NEW YORK/LONDON: The dollar climbed to three-week peaks on Friday, still benefiting from better-than-expected U.S. retail sales data released on Thursday that backed expectations for a reduction of asset purchases by the Federal Reserve before the end of the year.
The dollar index, a gauge of the greenback's value against six major currencies, rose to 93.094, its highest since late August. It was last up 0.2% at 93.062.
The Fed holds a two-day monetary policy meeting next week and is expected to open discussions on reducing its monthly bond purchases, while tying any actual change to U.S. job growth in September and beyond.
Speculation about a Fed taper this year gathered pace after U.S. retail sales unexpectedly increased in August, data showed on Thursday, rising 0.7% from the previous month despite expectations of a 0.8% fall. A business sentiment survey also showed a big improvement.

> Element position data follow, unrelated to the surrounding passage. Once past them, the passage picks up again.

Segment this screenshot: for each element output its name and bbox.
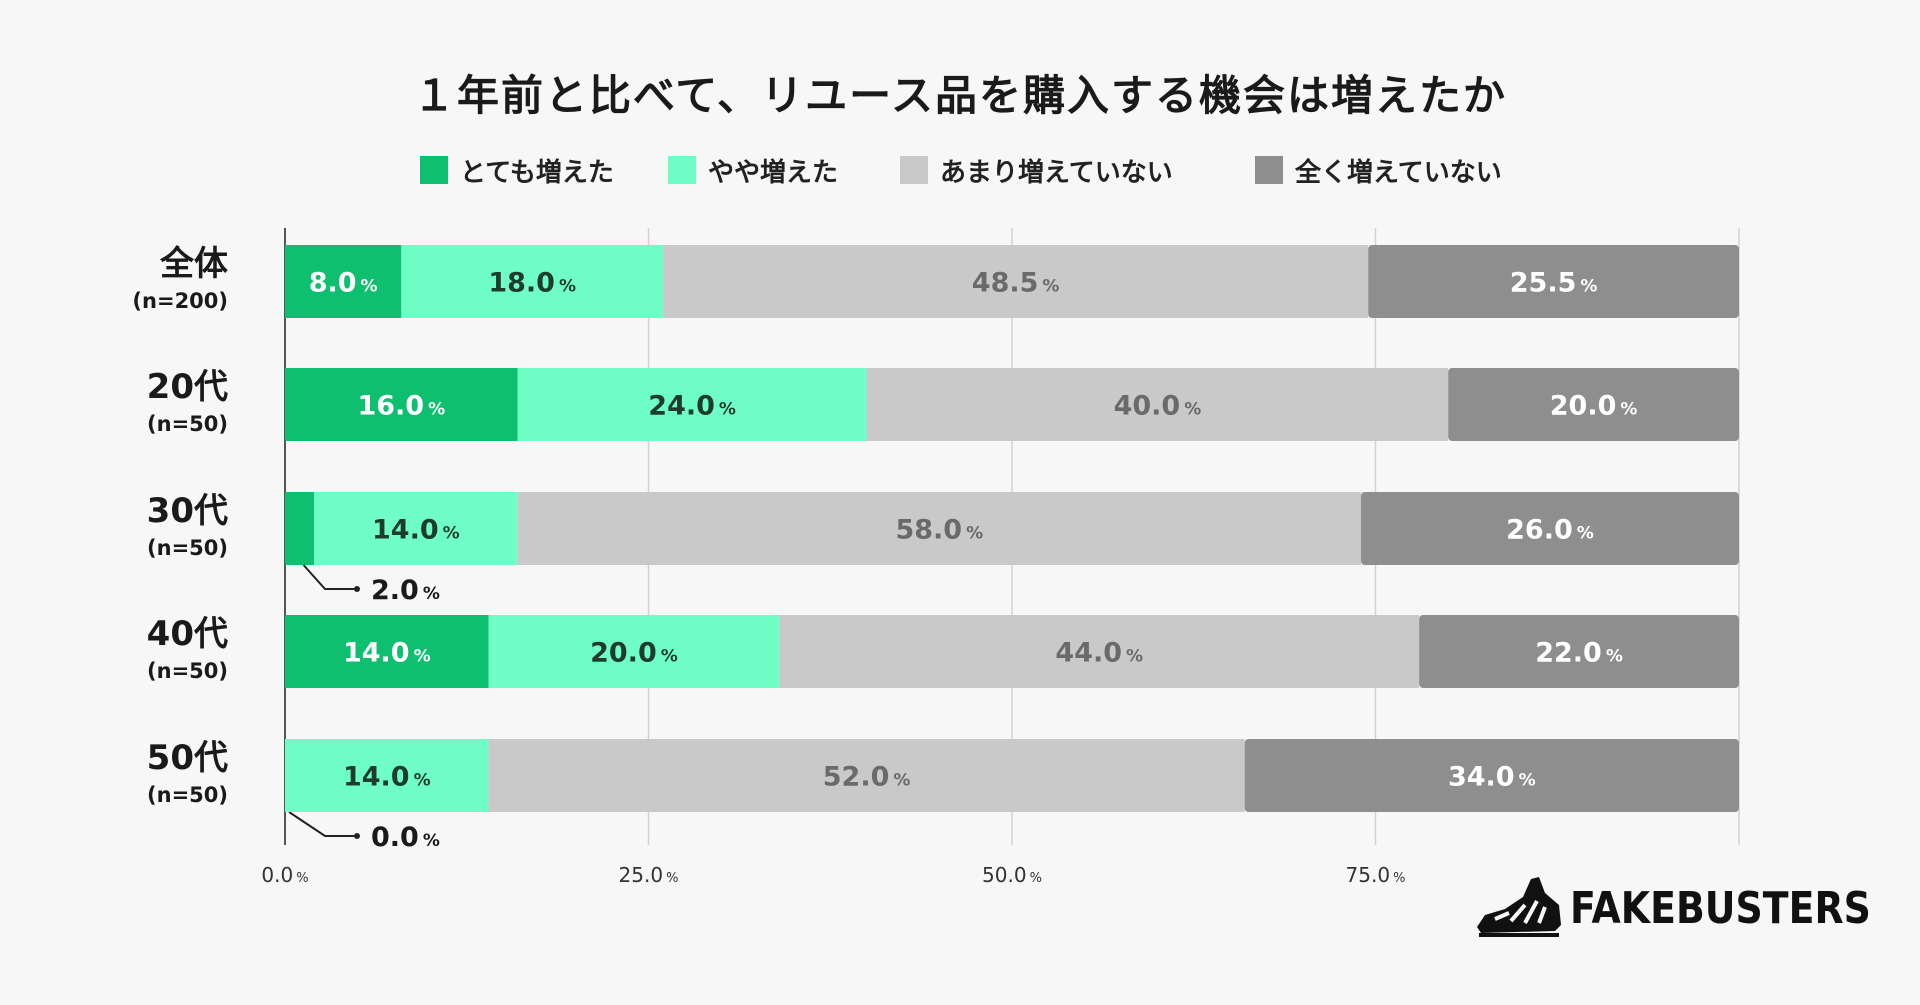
bar-segment — [1360, 492, 1739, 565]
data-label: 58.0% — [895, 515, 983, 546]
x-tick-label: 50.0% — [982, 863, 1042, 887]
data-label: 24.0% — [648, 391, 736, 422]
legend-item: やや増えた — [668, 150, 838, 190]
data-label: 20.0% — [590, 638, 678, 669]
data-label: 2.0% — [371, 575, 440, 606]
sneaker-logo-icon — [1477, 877, 1561, 937]
legend-item: あまり増えていない — [900, 150, 1173, 190]
data-label: 8.0% — [309, 268, 378, 299]
x-tick-label: 0.0% — [261, 863, 308, 887]
bar-segment — [866, 368, 1449, 441]
bar-segment — [1448, 368, 1739, 441]
category-label: 20代 — [147, 367, 228, 407]
x-tick-label: 25.0% — [619, 863, 679, 887]
data-label: 14.0% — [372, 515, 460, 546]
category-n-label: (n=200) — [132, 289, 228, 313]
chart-title: １年前と比べて、リユース品を購入する機会は増えたか — [412, 71, 1508, 120]
brand-name: FAKEBUSTERS — [1570, 883, 1871, 934]
legend-item: 全く増えていない — [1255, 150, 1502, 190]
bar-segment — [285, 739, 489, 812]
legend-label: 全く増えていない — [1295, 157, 1502, 188]
data-label: 25.5% — [1510, 268, 1598, 299]
data-label: 40.0% — [1114, 391, 1202, 422]
bar-segment — [314, 492, 518, 565]
data-label: 34.0% — [1448, 762, 1536, 793]
bar-segment — [285, 245, 402, 318]
callout-line — [288, 811, 357, 837]
bar-segment — [663, 245, 1369, 318]
bar-segment — [488, 739, 1245, 812]
category-label: 40代 — [147, 614, 228, 654]
x-tick-label: 75.0% — [1346, 863, 1406, 887]
callout-dot — [354, 833, 360, 839]
category-n-label: (n=50) — [147, 536, 228, 560]
data-label: 22.0% — [1535, 638, 1623, 669]
legend-swatch — [668, 156, 696, 184]
data-label: 18.0% — [488, 268, 576, 299]
legend-swatch — [1255, 156, 1283, 184]
bar-segment — [779, 615, 1420, 688]
category-label: 30代 — [147, 491, 228, 531]
bar-segment — [517, 492, 1361, 565]
legend: とても増えた やや増えた あまり増えていない 全く増えていない — [0, 150, 1920, 190]
data-label: 52.0% — [823, 762, 911, 793]
legend-label: やや増えた — [708, 157, 839, 188]
bar-segment — [1419, 615, 1739, 688]
legend-label: とても増えた — [460, 157, 614, 188]
bar-segment — [488, 615, 780, 688]
category-n-label: (n=50) — [147, 659, 228, 683]
bar-segment — [285, 615, 489, 688]
category-label: 全体 — [159, 244, 228, 284]
data-label: 26.0% — [1506, 515, 1594, 546]
data-label: 14.0% — [343, 638, 431, 669]
data-label: 14.0% — [343, 762, 431, 793]
data-label: 0.0% — [371, 822, 440, 853]
bar-segment — [517, 368, 867, 441]
bar-segment — [1244, 739, 1739, 812]
legend-swatch — [900, 156, 928, 184]
bar-segment — [1368, 245, 1739, 318]
bar-segment — [285, 368, 518, 441]
legend-swatch — [420, 156, 448, 184]
category-n-label: (n=50) — [147, 412, 228, 436]
legend-item: とても増えた — [420, 150, 614, 190]
bar-segment — [401, 245, 664, 318]
data-label: 48.5% — [972, 268, 1060, 299]
category-n-label: (n=50) — [147, 783, 228, 807]
data-label: 44.0% — [1055, 638, 1143, 669]
data-label: 16.0% — [357, 391, 445, 422]
callout-line — [302, 564, 357, 590]
legend-label: あまり増えていない — [940, 157, 1173, 188]
category-label: 50代 — [147, 738, 228, 778]
data-label: 20.0% — [1550, 391, 1638, 422]
bar-segment — [285, 492, 315, 565]
brand-logo: FAKEBUSTERS — [1475, 875, 1871, 945]
callout-dot — [354, 586, 360, 592]
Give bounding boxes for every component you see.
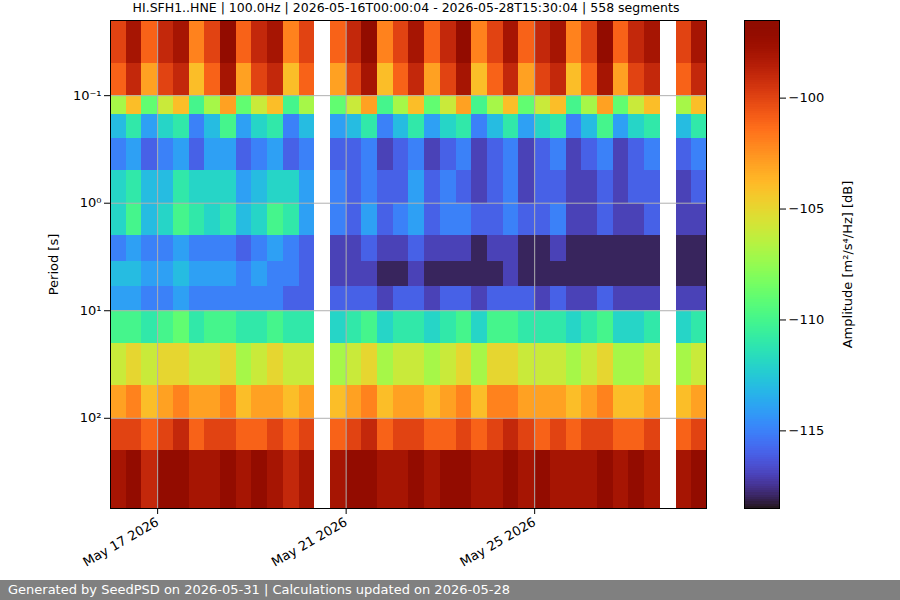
svg-text:10¹: 10¹ xyxy=(80,303,102,318)
html-text:HI.SFH1..HNE | 100.0Hz | 2026-: HI.SFH1..HNE | 100.0Hz | 2026-05-16T00:0… xyxy=(132,0,680,15)
svg-text:May 17 2026: May 17 2026 xyxy=(80,514,161,569)
svg-text:Period [s]: Period [s] xyxy=(46,234,61,296)
svg-text:−115: −115 xyxy=(789,423,825,438)
html-text:Generated by SeedPSD on 2026-0: Generated by SeedPSD on 2026-05-31 | Cal… xyxy=(8,582,510,597)
svg-text:−100: −100 xyxy=(789,90,825,105)
svg-text:Amplitude [m²/s⁴/Hz] [dB]: Amplitude [m²/s⁴/Hz] [dB] xyxy=(840,181,855,349)
svg-text:May 21 2026: May 21 2026 xyxy=(269,514,350,569)
svg-text:10⁻¹: 10⁻¹ xyxy=(73,88,102,103)
svg-text:10²: 10² xyxy=(80,410,102,425)
svg-text:−105: −105 xyxy=(789,201,825,216)
svg-text:May 25 2026: May 25 2026 xyxy=(457,514,538,569)
svg-text:10⁰: 10⁰ xyxy=(80,195,102,210)
svg-text:−110: −110 xyxy=(789,312,825,327)
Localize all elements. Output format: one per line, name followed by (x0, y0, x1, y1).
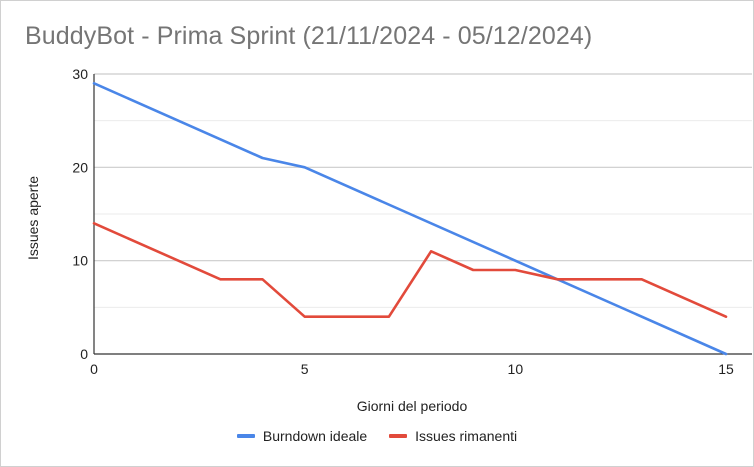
y-tick-label: 0 (80, 346, 88, 362)
legend-swatch (389, 434, 408, 438)
x-tick-label: 15 (718, 361, 734, 377)
x-axis-title: Giorni del periodo (357, 398, 468, 414)
legend-item: Burndown ideale (236, 428, 368, 444)
chart-legend: Burndown ideale Issues rimanenti (0, 428, 754, 444)
chart-title: BuddyBot - Prima Sprint (21/11/2024 - 05… (25, 22, 593, 50)
data-series (92, 82, 728, 356)
legend-swatch (236, 434, 255, 438)
tick-labels: 0 10 20 30 0 5 10 15 (72, 66, 734, 377)
series-line-2 (92, 222, 728, 319)
y-tick-label: 30 (72, 66, 88, 82)
series-line-1 (92, 82, 728, 356)
y-tick-label: 20 (72, 159, 88, 175)
y-axis-title: Issues aperte (25, 176, 41, 260)
grid-lines (94, 73, 752, 308)
y-tick-label: 10 (72, 253, 88, 269)
axes (93, 74, 752, 355)
legend-label: Issues rimanenti (415, 428, 518, 444)
legend-label: Burndown ideale (262, 428, 368, 444)
legend-item: Issues rimanenti (389, 428, 517, 444)
x-tick-label: 10 (508, 361, 524, 377)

In mid-morning New York trading, the euro slid 0.2% to $1.1743, after hitting a three-week low of $1.1741 earlier in the session.
The University of Michigan consumer sentiment for September inched higher to 71 versus the final August reading of 70.3, but overall analysts said the rise was nowhere near the improvements seen in the Empire States and Philadelphia Fed manufacturing surveys.
The dollar held gains after the Michigan sentiment report.
Currency markets were generally quiet on Friday with traders reluctant to take on new positions ahead of a clutch of important central bank meetings next week including the Fed, the Bank of Japan and the Bank of England.
The dollar was up 0.2% against the Swiss franc at 0.9299 francs, after earlier hitting a five-month high.
The dollar rose 0.3% to 110.025 yen.
The yen has shown a limited reaction to the ruling Liberal Democratic Party's leadership race, which formally kicks off on Friday ahead of a Sept. 29 vote. The LDP's parliamentary dominance means the party's new leader will become prime minister.
The dollar also rose to a two-week high against the offshore yuan and was last up 0.1% at 6.4642. The Chinese currency is being pressured by growing worries about China's real estate sector as investors fear property giant China Evergrande could default on its coupon payment next week.
The Evergrande saga follows a series of regulatory clampdowns in China that has knocked investor confidence in the local stock market, as well as signs growth there is slowing. The British pound fell 0.2% to $1.3758 as UK retail sales undershot expectations. However, with investors bringing forward forecasts for a Bank of England interest rate hike to mid-2022, sterling remains supported and is near one-month highs.